The Chicagoist will be launching later but in the meantime please enjoy our archives.

Chicago River Flow Re-Reversed To Alleviate Flooding

By Chuck Sudo in News on Apr 18, 2013 8:20PM

2013_4_18_river_flood.jpg
The North Branch of the Chicago River flooded at Kimball Avenue. Photo Credit: Joshua Mellin

The City of Chicago “re-reversed” the flow of water from the Chicago River into Lake Michigan to help alleviate flooding to homes and streets located near the river’s North branch.

The Metropolitan Water Reclamation District opened three locks to allow river water, which contains sewage, into Lake Michigan because the city’s four tunnels, which can hold 2.3 billion gallons of water, were full. Known as the Deep Tunnel project, it is only one part of a massive system intended to divert stormwater overflows away from the lake and to a sewage treatment plant to be cleaned before returning to the system.
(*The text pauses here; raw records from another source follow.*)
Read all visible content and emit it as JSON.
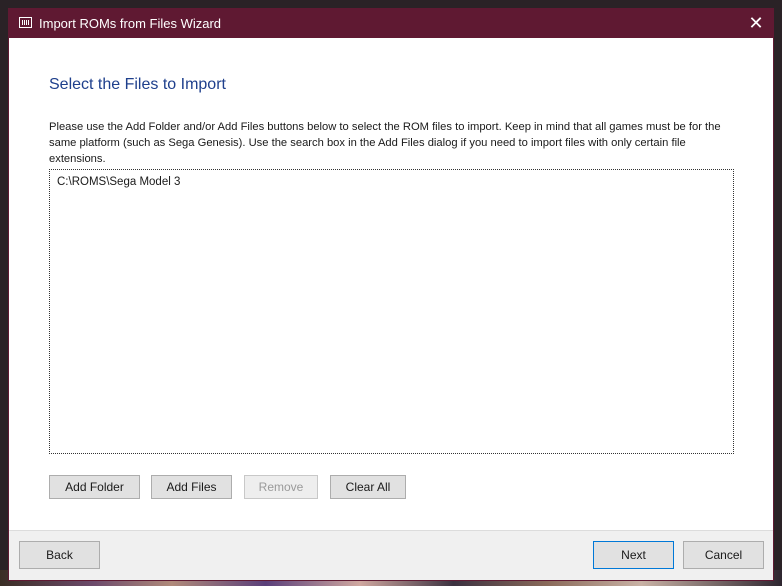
{
  "window": {
    "title": "Import ROMs from Files Wizard",
    "close_glyph": "✕",
    "icon": "app-icon",
    "accent_color": "#5f1932"
  },
  "page": {
    "heading": "Select the Files to Import",
    "heading_color": "#1e3f8c",
    "description": "Please use the Add Folder and/or Add Files buttons below to select the ROM files to import. Keep in mind that all games must be for the same platform (such as Sega Genesis). Use the search box in the Add Files dialog if you need to import files with only certain file extensions."
  },
  "file_list": {
    "items": [
      "C:\\ROMS\\Sega Model 3"
    ]
  },
  "list_buttons": {
    "add_folder": "Add Folder",
    "add_files": "Add Files",
    "remove": "Remove",
    "clear_all": "Clear All"
  },
  "nav_buttons": {
    "back": "Back",
    "next": "Next",
    "cancel": "Cancel"
  }
}
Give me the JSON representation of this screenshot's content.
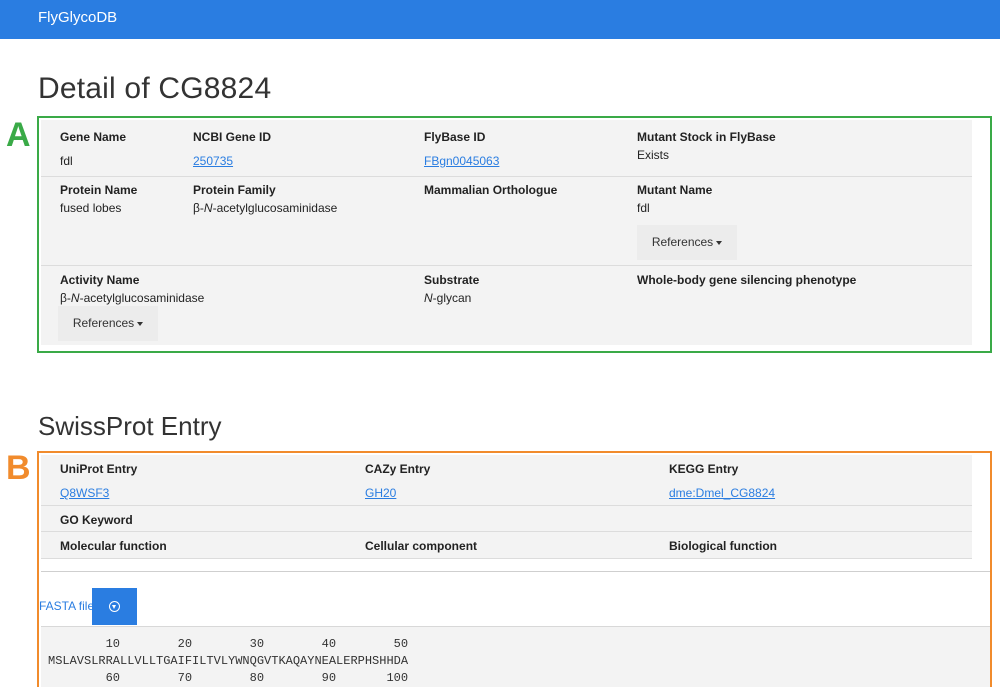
{
  "navbar": {
    "brand": "FlyGlycoDB"
  },
  "page_title": "Detail of CG8824",
  "panel_labels": {
    "a": "A",
    "b": "B"
  },
  "detail": {
    "gene_name": {
      "label": "Gene Name",
      "value": "fdl"
    },
    "ncbi_gene_id": {
      "label": "NCBI Gene ID",
      "value": "250735"
    },
    "flybase_id": {
      "label": "FlyBase ID",
      "value": "FBgn0045063"
    },
    "mutant_stock": {
      "label": "Mutant Stock in FlyBase",
      "value": "Exists"
    },
    "protein_name": {
      "label": "Protein Name",
      "value": "fused lobes"
    },
    "protein_family": {
      "label": "Protein Family",
      "value_prefix": "β-",
      "value_italic": "N",
      "value_suffix": "-acetylglucosaminidase"
    },
    "mammalian_orthologue": {
      "label": "Mammalian Orthologue"
    },
    "mutant_name": {
      "label": "Mutant Name",
      "value": "fdl"
    },
    "references_button_1": "References",
    "activity_name": {
      "label": "Activity Name",
      "value_prefix": "β-",
      "value_italic": "N",
      "value_suffix": "-acetylglucosaminidase"
    },
    "substrate": {
      "label": "Substrate",
      "value_italic": "N",
      "value_suffix": "-glycan"
    },
    "silencing_phenotype": {
      "label": "Whole-body gene silencing phenotype"
    },
    "references_button_2": "References"
  },
  "swissprot": {
    "title": "SwissProt Entry",
    "uniprot": {
      "label": "UniProt Entry",
      "value": "Q8WSF3"
    },
    "cazy": {
      "label": "CAZy Entry",
      "value": "GH20"
    },
    "kegg": {
      "label": "KEGG Entry",
      "value": "dme:Dmel_CG8824"
    },
    "go_keyword": {
      "label": "GO Keyword"
    },
    "molecular_function": {
      "label": "Molecular function"
    },
    "cellular_component": {
      "label": "Cellular component"
    },
    "biological_function": {
      "label": "Biological function"
    },
    "fasta_link": "FASTA file",
    "download_icon": "download-circle-icon",
    "sequence": {
      "ruler_top": "        10        20        30        40        50",
      "line_1": "MSLAVSLRRALLVLLTGAIFILTVLYWNQGVTKAQAYNEALERPHSHHDA",
      "ruler_bottom": "        60        70        80        90       100"
    }
  },
  "colors": {
    "navbar": "#2a7de1",
    "panel_a": "#3aaa47",
    "panel_b": "#f18b2c",
    "link": "#2a7de1"
  }
}
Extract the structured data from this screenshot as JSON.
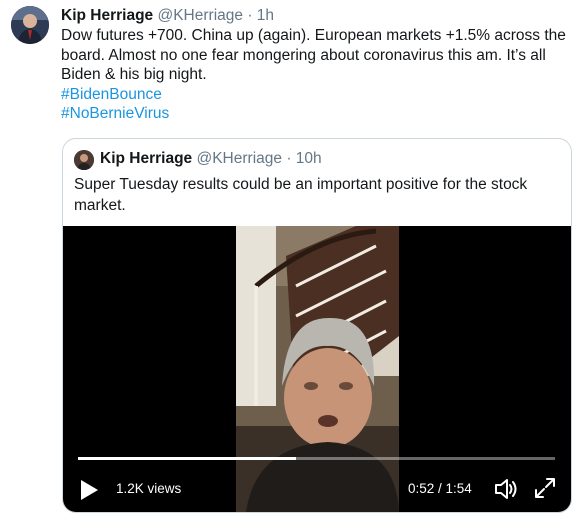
{
  "tweet": {
    "author_name": "Kip Herriage",
    "author_handle": "@KHerriage",
    "separator": "·",
    "time": "1h",
    "text": "Dow futures +700. China up (again). European markets +1.5% across the board. Almost no one fear mongering about coronavirus this am. It’s all Biden & his big night.",
    "hashtags": [
      "#BidenBounce",
      "#NoBernieVirus"
    ]
  },
  "quoted": {
    "author_name": "Kip Herriage",
    "author_handle": "@KHerriage",
    "separator": "·",
    "time": "10h",
    "text": "Super Tuesday results could be an important positive for the stock market."
  },
  "video": {
    "views": "1.2K views",
    "timecode": "0:52 / 1:54",
    "progress_fraction": 0.456
  },
  "colors": {
    "link": "#1b95e0",
    "muted": "#657786",
    "border": "#ccd6dd"
  },
  "icons": {
    "play": "play-icon",
    "volume": "volume-icon",
    "fullscreen": "fullscreen-icon"
  }
}
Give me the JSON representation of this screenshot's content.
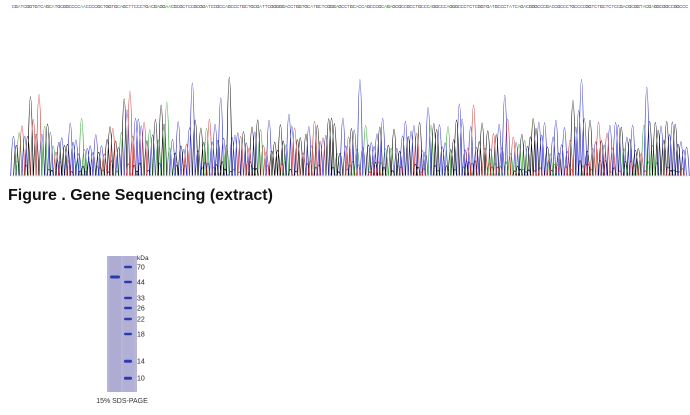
{
  "figure_caption": "Figure . Gene Sequencing (extract)",
  "sequencing": {
    "bases": "CGATCGGTGTCAGCATGCGGCCCCAACCCCGCTGGTGCAGCTTCCCTGACGAGGAACGCGCTCCGCGGATCCGCCAGCCCTGCTGCGATTCGGGGGACCTGGTGCATGCTCGGGAGCCTGCACCAGCCCGCAGAGCGCCGCCTGCCCAGGCCCAGGGCCCTCTCGGTGATGCCCTATCAGACGGGCCCGACCGCCCTGCCCCGGTCTGCTCTCCGACGCGGTACGAGGCGGCCGGCCC",
    "colors": {
      "A": "#2aa02a",
      "C": "#2a2acc",
      "G": "#000000",
      "T": "#cc2a2a"
    }
  },
  "gel": {
    "unit": "kDa",
    "ladder_labels": [
      "70",
      "44",
      "33",
      "26",
      "22",
      "18",
      "14",
      "10"
    ],
    "caption": "15% SDS-PAGE",
    "gel_color": "#b7b5d8",
    "band_color": "#2b3cb0"
  }
}
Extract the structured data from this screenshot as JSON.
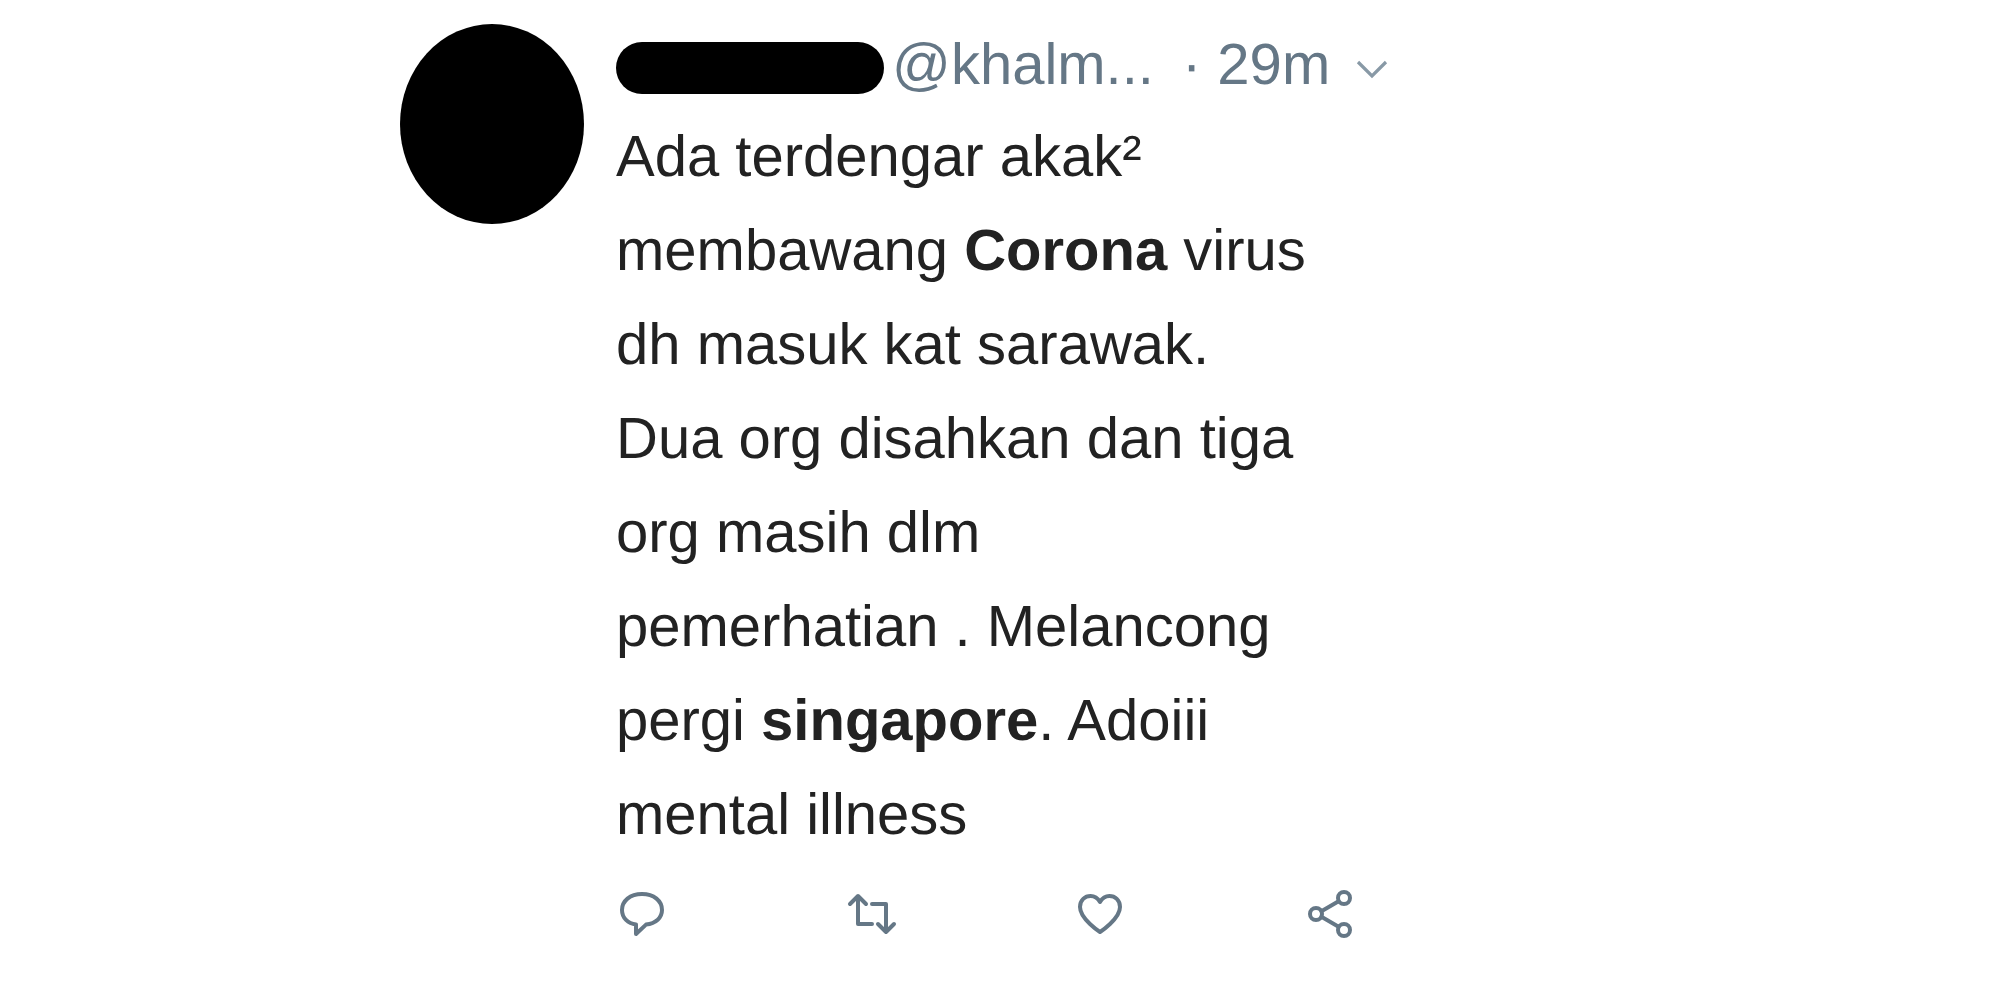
{
  "tweet": {
    "handle": "@khalm...",
    "time": "· 29m",
    "text_lines": [
      "Ada terdengar akak²",
      "membawang **Corona** virus",
      "dh masuk kat sarawak.",
      "Dua org disahkan dan tiga",
      "org masih dlm",
      "pemerhatian . Melancong",
      "pergi **singapore**. Adoiii",
      "mental illness"
    ],
    "actions": [
      {
        "kind": "reply"
      },
      {
        "kind": "retweet"
      },
      {
        "kind": "like"
      },
      {
        "kind": "share"
      }
    ]
  }
}
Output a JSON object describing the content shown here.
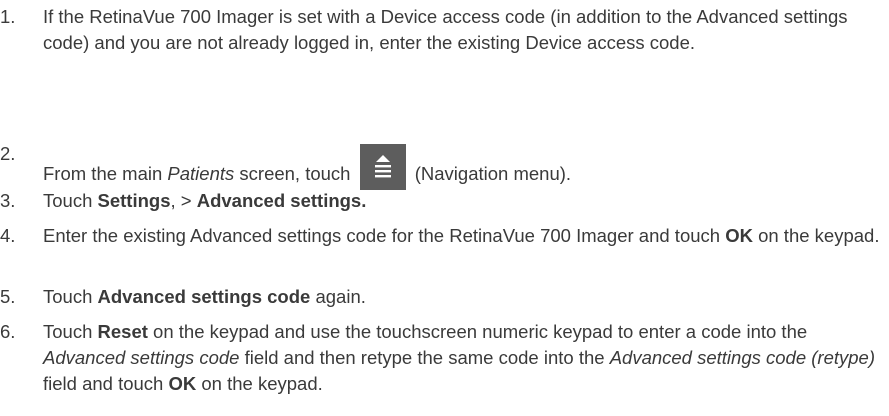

Ald. Dick Mell (33rd) notified his constituents of the move in an email alert, DNAInfo Chicago reports. Ald. Marge Laurino (39th) told residents in her ward cars that parked on streets near the river were being towed to a Salvation Army Parking Lot, and the streets are being sandbagged.

Civil engineers originally reversed the flow of the Chicago River after an 1885 flood threatened the city’s water supply. The Chicago Sanitary and Ship Canal was completed in 1900, connecting the Great Lakes and Mississippi River drainage systems and, using locks on the south branch of the Chicago River, diverted the flow of sewage tainted river water away from Lake Michigan. The engineers who worked on that project later dug the Panama Canal and, in 1999, the Chicago Sanitary and Ship Canal was named a “Civil Engineering Monument of the Millennium” by the American Society of Civil Engineers.